Il contesto in cui si svolgono i lavori odierni non è tra i più semplici per noi relatori. Il parere del Garante per la protezione dei dati personali, passaggio per più versi decisivo, era atteso da diversi mesi: abbiamo avuto modo di leggerlo per la prima volta a questo tavolo, proprio sotto i vostri occhi, solo qualche minuto fa. Impossibile improvvisare un'analisi organica. L'approccio è però certamente rinfrancante, privo di inutili pedanterie e di atteggiamenti vagamente punitivi che pure, occorre riconoscerlo, la lettera della normativa avrebbe in qualche modo autorizzato. Questo non vuol dire che si sia d'accordo su tutto. Il parere, almeno ad una superficiale lettura, sembra ad esempio limitarsi a ribadire che le banche dati che contengono dati sensibili, come quelli relativi alla salute, sono soggette a determinate precauzioni. E' certamente così; fatto è però che simili informazioni emergono in maniera assai sporadica nella raccolta degli atti di un notaro. Impossibilitato a sottoscrivere per paralisi degli arti superiori: menzioni di questo tipo si incontrano del tutto occasionalmente, e senza alcuna sistematicità, forse in un atto ogni mille. Un elemento così episodico, disorganico, autorizza a qualificare le raccolte dei nostri atti come archivi di dati relativi alla salute? Su questo nutriamo più di un dubbio, ma il parere del Garante non sembra essere di particolare aiuto sul punto.

Comunque sia di ciò, tutta questa vicenda della legge privacy appare ai miei occhi come una sorta di tempestivo pretesto. Nel senso che, privacy o non privacy, abbiamo serio ed urgente bisogno di introdurre nei nostri sistemi informatici una certa dose di sana disciplina.

I computers sono una presenza fissa nei nostri uffici.

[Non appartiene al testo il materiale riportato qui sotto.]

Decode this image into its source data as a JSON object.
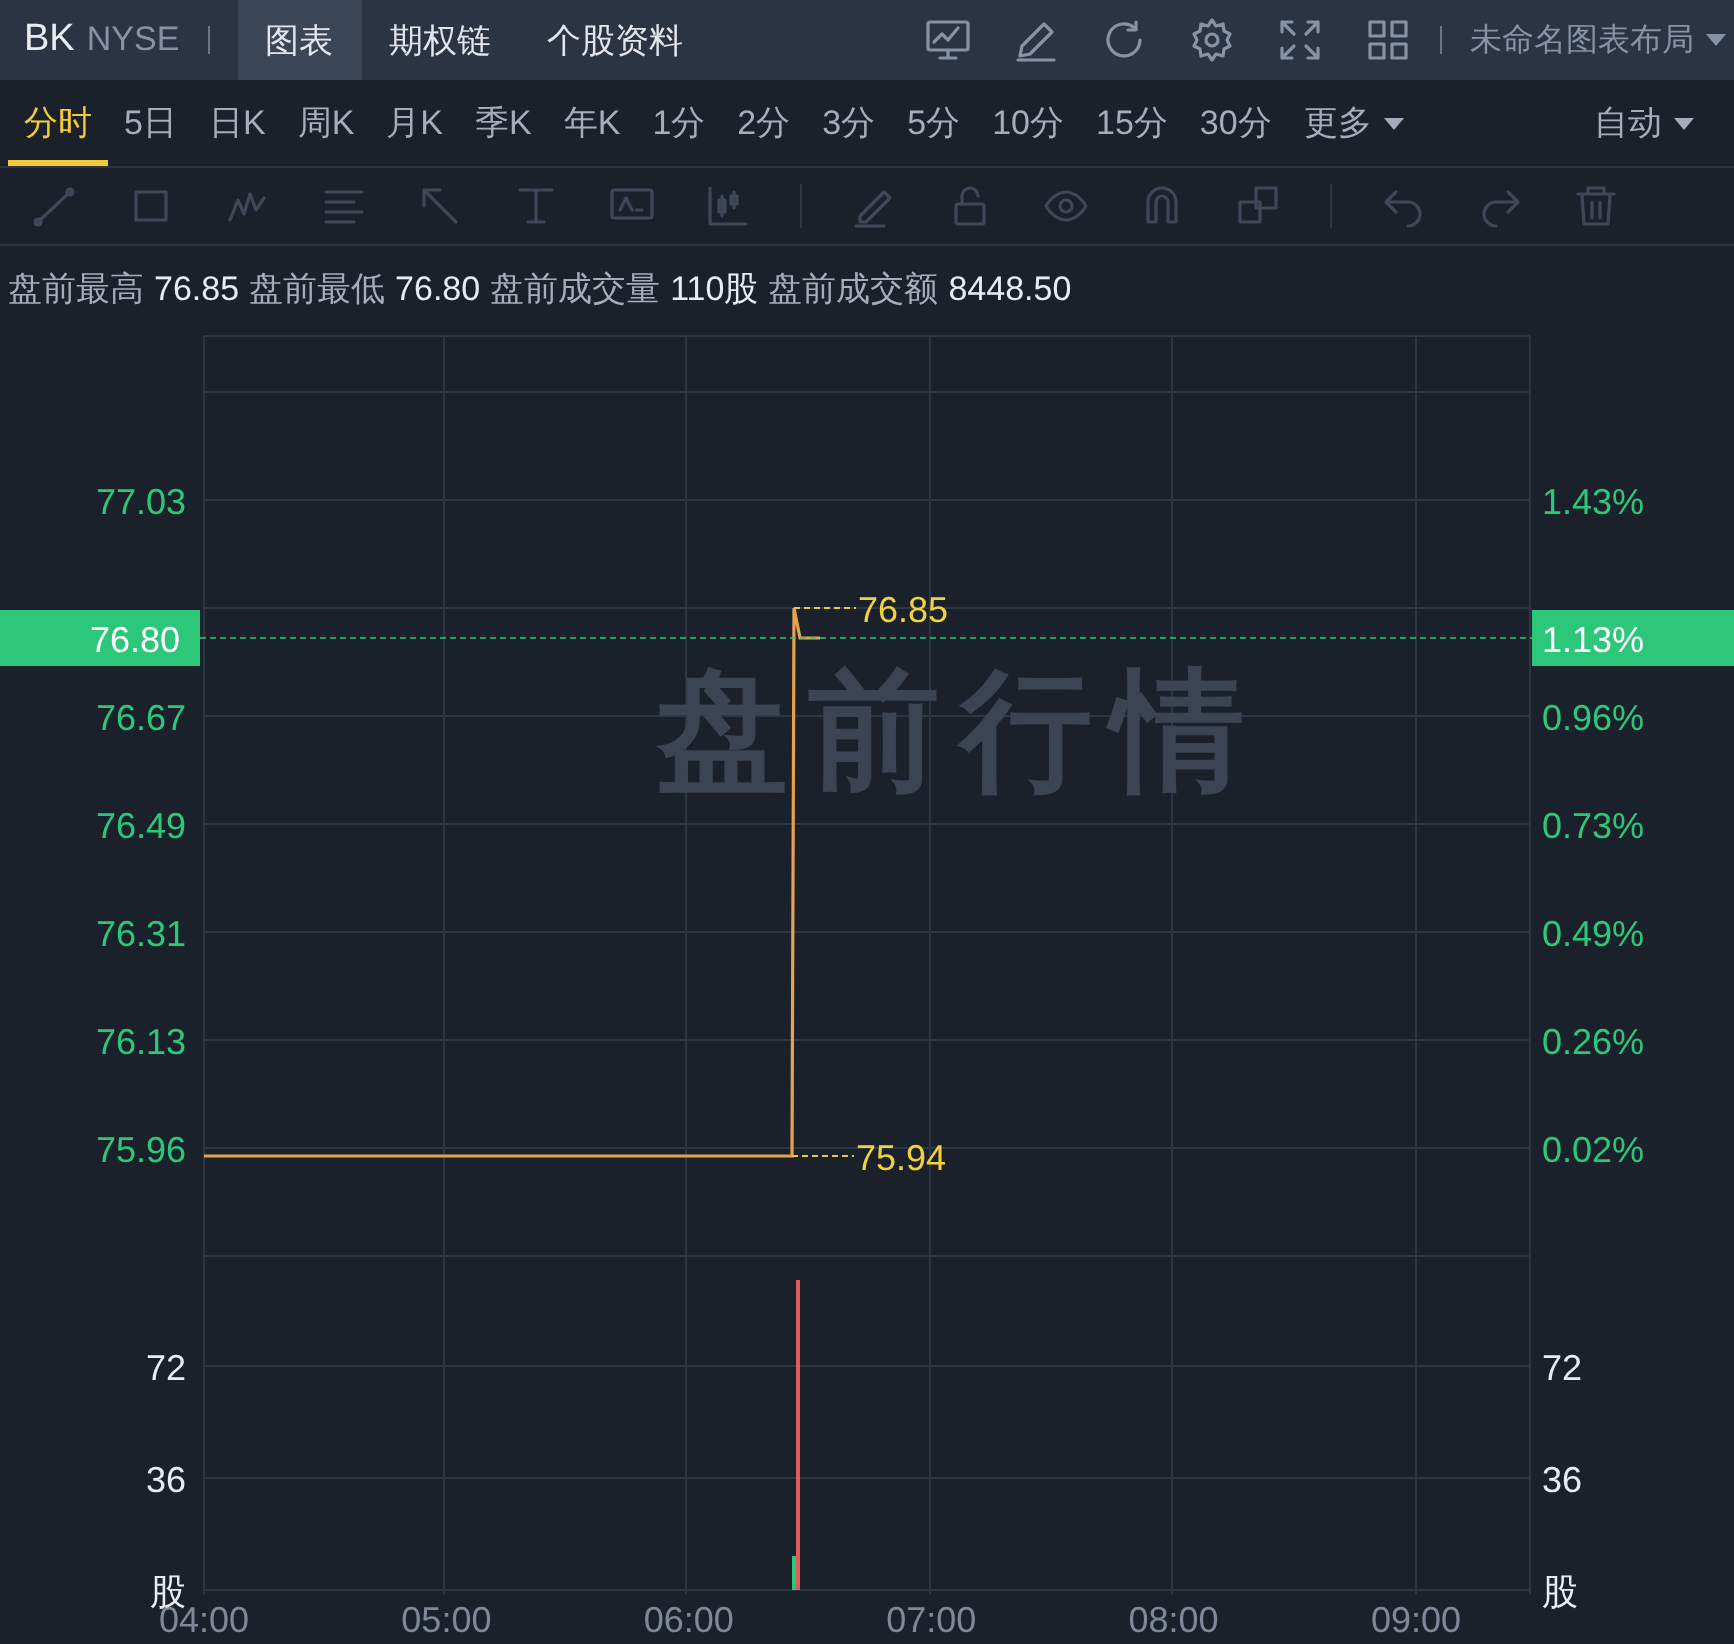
{
  "header": {
    "symbol": "BK",
    "exchange": "NYSE",
    "tabs": [
      {
        "label": "图表",
        "selected": true
      },
      {
        "label": "期权链",
        "selected": false
      },
      {
        "label": "个股资料",
        "selected": false
      }
    ],
    "layout_menu": "未命名图表布局"
  },
  "periods": [
    {
      "label": "分时",
      "selected": true
    },
    {
      "label": "5日",
      "selected": false
    },
    {
      "label": "日K",
      "selected": false
    },
    {
      "label": "周K",
      "selected": false
    },
    {
      "label": "月K",
      "selected": false
    },
    {
      "label": "季K",
      "selected": false
    },
    {
      "label": "年K",
      "selected": false
    },
    {
      "label": "1分",
      "selected": false
    },
    {
      "label": "2分",
      "selected": false
    },
    {
      "label": "3分",
      "selected": false
    },
    {
      "label": "5分",
      "selected": false
    },
    {
      "label": "10分",
      "selected": false
    },
    {
      "label": "15分",
      "selected": false
    },
    {
      "label": "30分",
      "selected": false
    }
  ],
  "more_menu": "更多",
  "scale_menu": "自动",
  "stats": [
    {
      "label": "盘前最高",
      "value": "76.85"
    },
    {
      "label": "盘前最低",
      "value": "76.80"
    },
    {
      "label": "盘前成交量",
      "value": "110股"
    },
    {
      "label": "盘前成交额",
      "value": "8448.50"
    }
  ],
  "price_chart": {
    "watermark": "盘前行情",
    "price_badge": "76.80",
    "percent_badge": "1.13%",
    "left_axis_labels": [
      "77.03",
      "76.67",
      "76.49",
      "76.31",
      "76.13",
      "75.96"
    ],
    "right_axis_labels": [
      "1.43%",
      "0.96%",
      "0.73%",
      "0.49%",
      "0.26%",
      "0.02%"
    ],
    "high_label": "76.85",
    "low_label": "75.94"
  },
  "volume_chart": {
    "left_axis_labels": [
      "72",
      "36",
      "股"
    ],
    "right_axis_labels": [
      "72",
      "36",
      "股"
    ]
  },
  "time_axis_labels": [
    "04:00",
    "05:00",
    "06:00",
    "07:00",
    "08:00",
    "09:00"
  ]
}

Da molto tempo ne dipendiamo dal punto di vista organizzativo, come oggi ha bene evidenziato Riccardo Ricciardi. Molto più recente è invece un altro fenomeno: la rilevanza giuridica del materiale informatico. Sino a poco tempo fa solo il documento cartaceo aveva valore legale, ed il fatto che si fosse impiegato o meno un computer per produrlo era sostanzialmente irrilevante. L'evoluzione è stata rapida. Si è iniziato con il ricevere per via telematica dati giuridicamente significativi: è il caso delle visure ipotecarie. Il flusso dei dati ha poi cominciato a scorrere anche in senso inverso: abbiamo cominciato ad inviare telematicamente dati destinati a produrre effetti giuridici. Abbiamo l'Adempimento Unico in formato XML, in prospettiva la soluzione di gran lunga più promettente, anche se la trascrizione è, per ragioni su cui non mette conto insistere
qui, transitoriamente ancora cartacea. Le formalità presso il Registro delle Imprese da parte loro già sono, come ben sapete, interamente digitali.

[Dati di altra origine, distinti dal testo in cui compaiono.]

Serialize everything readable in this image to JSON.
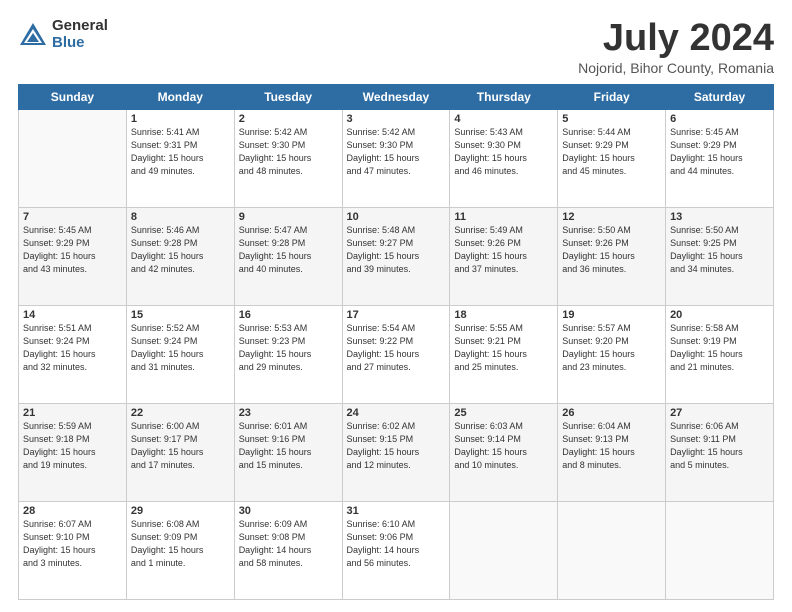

Stiamo però ancora parlando di copie: il documento informatico è in qualche modo ancillare rispetto al prototipo cartaceo. La barriera potrebbe essere infranta in un futuro non lontano. Si sta ragionando ad esempio sulla possibilità di produrre certificazioni notarili consultabili e verificabili online, ad uso delle nostre imprese che si muovono sui mercati internazionali, a cominciare dalla Cina. Ed ancora: attualmente ricorriamo ai mezzi telematici per inoltrare documenti ad uffici che magari distano poche centinaia di metri dal nostro studio, mentre una procura urgente diretta all'estero deve ancora viaggiare su carta. Il notariato italiano, unico al mondo, dispone già degli strumenti necessari ad assicurare la circolazione mondiale dei nostri documenti informatici, a pieno valore giuridico: la nostra firma digitale è verificabile da qualunque computer collegato ad Internet, ovunque nel mondo, presso il nostro sito (non a caso multilingue) https://ca.notariato.it. Tecnicamente nulla impedisce di produrre una procura digitale ab initio. E con ciò entriamo nel mondo dell'originale informatico, definitivamente affrancato dalla dipendenza dal dato cartaceo.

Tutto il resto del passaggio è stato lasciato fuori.